Networking problem

I have EndeavorOS installed on one partition of my hard disk. On the other I have Debian. I am able to access the Internet normally on the Debian partition and by using the EndeavorOS live USB stick. But I cannot access the Internet on the already installed EndeavorOS.

In short, I can’t access the Internet from the installed EndeavorOS but it works fine from USB stick.
The problem seems to have something to do with the partition. My wifi modem is TP-LINK CC20 if that helps anything. I have tried some other forums and searched with Google but have found nothing on this. Do I have to reinstall? What could it be that causes this kind of thing?

Thanks in advance for any help.

please post the result of the command ip a and also ip r

Ok, two screenshots, although the second one contains the results of both commands.


Sorry for posting twice, but I wasn’t sure if you wanted to see the results from within Debian (wifi working) or the one from within Endeavor (wifi not working). These are the results from Endeavor:

Sorry also if the transparency makes it unclear, but I was in a hurry. Thanks.

So you have a network device and it has an ip address and a route. pls show the result of ping 192.168.1.1 and traceroute 1.1.1.1, as well as iwconfig



That proves that you have internet connectivity. Nevertheless you may have DNS issues that prevent your browser from properly resolve URLs that you type in. Please show cat /etc/resolv.conf and also host -v www.google.com

1 Like

cat /etc/resolv.conf

Generated by NetworkManager

nameserver 192.168.1.1

That was from inside Debian. This is the output from Endeavor:
resolve

/etc/resolv.conv is missing, that is a problem. For testing you can just create this file with the content:
nameserver 1.1.1.1
and the dns resolution should work. Test this by host www.google.com

1 Like

That’s it. I don’t know why there was a symlink there to another file. I deleted the symlink and created the file with nameserver 1.1.1.1 Everything back to normal. Thank you!
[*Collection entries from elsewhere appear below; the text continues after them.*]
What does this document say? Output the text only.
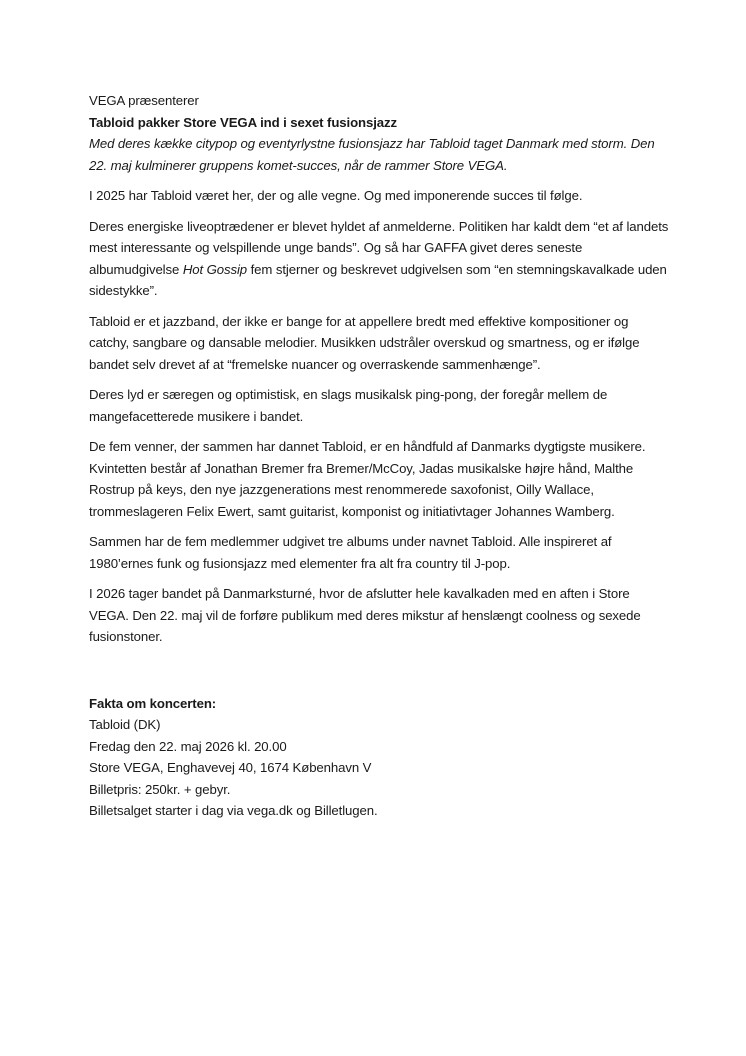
VEGA præsenterer

Tabloid pakker Store VEGA ind i sexet fusionsjazz

Med deres kække citypop og eventyrlystne fusionsjazz har Tabloid taget Danmark med storm. Den 22. maj kulminerer gruppens komet-succes, når de rammer Store VEGA.

I 2025 har Tabloid været her, der og alle vegne. Og med imponerende succes til følge.

Deres energiske liveoptrædener er blevet hyldet af anmelderne. Politiken har kaldt dem “et af landets mest interessante og velspillende unge bands”. Og så har GAFFA givet deres seneste albumudgivelse Hot Gossip fem stjerner og beskrevet udgivelsen som “en stemningskavalkade uden sidestykke”.

Tabloid er et jazzband, der ikke er bange for at appellere bredt med effektive kompositioner og catchy, sangbare og dansable melodier. Musikken udstråler overskud og smartness, og er ifølge bandet selv drevet af at “fremelske nuancer og overraskende sammenhænge”.

Deres lyd er særegen og optimistisk, en slags musikalsk ping-pong, der foregår mellem de mangefacetterede musikere i bandet.

De fem venner, der sammen har dannet Tabloid, er en håndfuld af Danmarks dygtigste musikere. Kvintetten består af Jonathan Bremer fra Bremer/McCoy, Jadas musikalske højre hånd, Malthe Rostrup på keys, den nye jazzgenerations mest renommerede saxofonist, Oilly Wallace, trommeslageren Felix Ewert, samt guitarist, komponist og initiativtager Johannes Wamberg.

Sammen har de fem medlemmer udgivet tre albums under navnet Tabloid. Alle inspireret af 1980’ernes funk og fusionsjazz med elementer fra alt fra country til J-pop.

I 2026 tager bandet på Danmarksturné, hvor de afslutter hele kavalkaden med en aften i Store VEGA. Den 22. maj vil de forføre publikum med deres mikstur af henslængt coolness og sexede fusionstoner.

Fakta om koncerten:

Tabloid (DK)

Fredag den 22. maj 2026 kl. 20.00

Store VEGA, Enghavevej 40, 1674 København V

Billetpris: 250kr. + gebyr.

Billetsalget starter i dag via vega.dk og Billetlugen.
That is not a proper solution, the symlink usually points to some file that is created when the connection comes online. This way it can adjust settings from changing from one to another network. A DNS should be configured by DHCP not manually. Either NeworkManager is used or systemd.resolved is used to provide this functionality. (I am not sure what the install default is on EOS). So one or the other should be configured to start. Find out by systemctl status networkmanageror systemctl status systemd-resolved. A disabled service has a line saying Loaded: loaded (… ; disabled; preset: enabled). An enabled service the line is Loaded: loaded (… ; enabled; preset: disabled).

1 Like

OK. Strangely, systemctl status networkmanager returns “no such service.” (or words to that effect)
systemctl status systemd-resolved is disabled.

I’m off to bed. I will peek in tomorrow morning for any next steps.

I enabled systemd-resolved and then started it. Now when I check /etc/resolv.conf it give me the proper name server 192.168.1.1 and says “Generated by Network Manager”. That should be it. Just one question one, if you have the chance: why was it disabled? I didn’t change anything. Thank you very much. You guys are great. I would never have found this solution through google or on Facebook groups.

1 Like

This topic was automatically closed 2 days after the last reply. New replies are no longer allowed.